後から考えれば、そうするべきであったのは明白なのだが、その時の私達は、極度のパニックと恐怖に支配されており、助けを求めて声を上げることも出来ず、ただ溢れる涙を流し続けながら、追手から逃げ続ける事しか出来なかったのだ。
しかし、後ろから迫ってくる男達の足音が、私達のすぐ後ろまで迫って来ているのが分かったその時、私は着ていたパーカーの襟を、追ってきた男に掴まれてしまった。
「うわーーーー!」
掴まれたら最後、男達はすぐに、力で私達を地面に引っ倒した。
もうだめだ。
そう思った時、私は自然と誰も居ない筈の路地に向かって叫んでいた。
すると、私を捕まえた男が、私を黙らせようと私に馬乗りになり、私の口を手で塞ごうとしてきた。

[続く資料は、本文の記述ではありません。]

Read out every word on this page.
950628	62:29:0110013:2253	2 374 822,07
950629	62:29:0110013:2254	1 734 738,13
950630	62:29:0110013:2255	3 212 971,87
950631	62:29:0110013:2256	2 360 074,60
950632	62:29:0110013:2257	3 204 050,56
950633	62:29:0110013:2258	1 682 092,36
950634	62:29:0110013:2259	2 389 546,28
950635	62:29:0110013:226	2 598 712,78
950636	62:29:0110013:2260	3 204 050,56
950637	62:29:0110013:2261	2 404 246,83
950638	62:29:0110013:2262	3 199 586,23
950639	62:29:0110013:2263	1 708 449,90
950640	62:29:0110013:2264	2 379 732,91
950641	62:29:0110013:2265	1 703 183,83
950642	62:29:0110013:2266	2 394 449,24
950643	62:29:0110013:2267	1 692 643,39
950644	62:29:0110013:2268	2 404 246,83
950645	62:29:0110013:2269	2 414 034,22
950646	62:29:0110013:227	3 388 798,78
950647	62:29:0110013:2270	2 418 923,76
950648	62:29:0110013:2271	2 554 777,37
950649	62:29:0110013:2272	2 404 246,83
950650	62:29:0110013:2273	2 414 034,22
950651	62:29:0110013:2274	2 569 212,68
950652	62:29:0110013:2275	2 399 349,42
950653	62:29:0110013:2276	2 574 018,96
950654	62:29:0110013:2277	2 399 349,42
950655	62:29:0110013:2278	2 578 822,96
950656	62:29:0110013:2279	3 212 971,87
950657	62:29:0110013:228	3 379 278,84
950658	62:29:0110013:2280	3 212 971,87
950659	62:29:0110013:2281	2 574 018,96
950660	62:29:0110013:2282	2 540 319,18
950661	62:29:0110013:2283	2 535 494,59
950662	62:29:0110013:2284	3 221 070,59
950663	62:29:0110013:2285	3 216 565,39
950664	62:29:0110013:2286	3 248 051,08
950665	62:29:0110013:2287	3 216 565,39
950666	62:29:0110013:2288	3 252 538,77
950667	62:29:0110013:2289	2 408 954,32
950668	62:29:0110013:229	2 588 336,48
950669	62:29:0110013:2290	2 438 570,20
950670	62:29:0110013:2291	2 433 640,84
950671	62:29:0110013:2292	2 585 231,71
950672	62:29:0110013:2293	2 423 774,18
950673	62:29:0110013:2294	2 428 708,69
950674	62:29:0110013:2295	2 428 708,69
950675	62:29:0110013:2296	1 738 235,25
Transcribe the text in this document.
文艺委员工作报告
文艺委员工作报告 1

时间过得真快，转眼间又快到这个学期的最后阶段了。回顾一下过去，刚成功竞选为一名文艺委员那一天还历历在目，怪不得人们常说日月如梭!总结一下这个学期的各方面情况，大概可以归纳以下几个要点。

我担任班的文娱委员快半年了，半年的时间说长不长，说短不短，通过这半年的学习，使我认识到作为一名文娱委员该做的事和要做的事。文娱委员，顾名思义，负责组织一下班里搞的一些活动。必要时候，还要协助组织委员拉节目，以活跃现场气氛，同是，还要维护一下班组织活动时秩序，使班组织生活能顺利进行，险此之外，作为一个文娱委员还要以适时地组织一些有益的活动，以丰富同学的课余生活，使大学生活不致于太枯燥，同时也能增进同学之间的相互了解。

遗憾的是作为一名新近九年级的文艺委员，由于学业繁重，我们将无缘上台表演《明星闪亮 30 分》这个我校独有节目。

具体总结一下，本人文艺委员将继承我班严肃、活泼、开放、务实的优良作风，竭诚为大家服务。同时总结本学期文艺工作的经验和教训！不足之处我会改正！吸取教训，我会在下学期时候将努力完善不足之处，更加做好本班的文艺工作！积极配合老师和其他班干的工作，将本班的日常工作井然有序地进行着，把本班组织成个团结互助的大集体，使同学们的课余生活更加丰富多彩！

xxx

私と夏美は瞬く間に錯乱状態に陥り、もはや自分が何をしているのかさえも、はっきり分からない状態に陥ってしまっていた。
しかし、そんなになってでも私が必死に抵抗を続けていると、私を拘束しようとしていた男達の手が、突然私の体から離れた。
私に馬乗りになっていた男は、私の体からぴょんと飛び降りると、一目散に何処かに走り去って行くのを、私ははっきりと見た。
そしてその直後。
「何やってんだお前等ぁ!」
と言う怒号と共に、私の頭の上を数人の人が飛び越えて行き、今私達が走ってきた道を逆走する形で、奥の方にに走って行った。
その場では何が起こったのかも分からなかった私は、地面に寝転んだ状態のまま、逃げなければいけない方向に呆然と目をやる。
すると、赤いランプを回転させた白い車が、私達二人の前で止まっているのが分かった。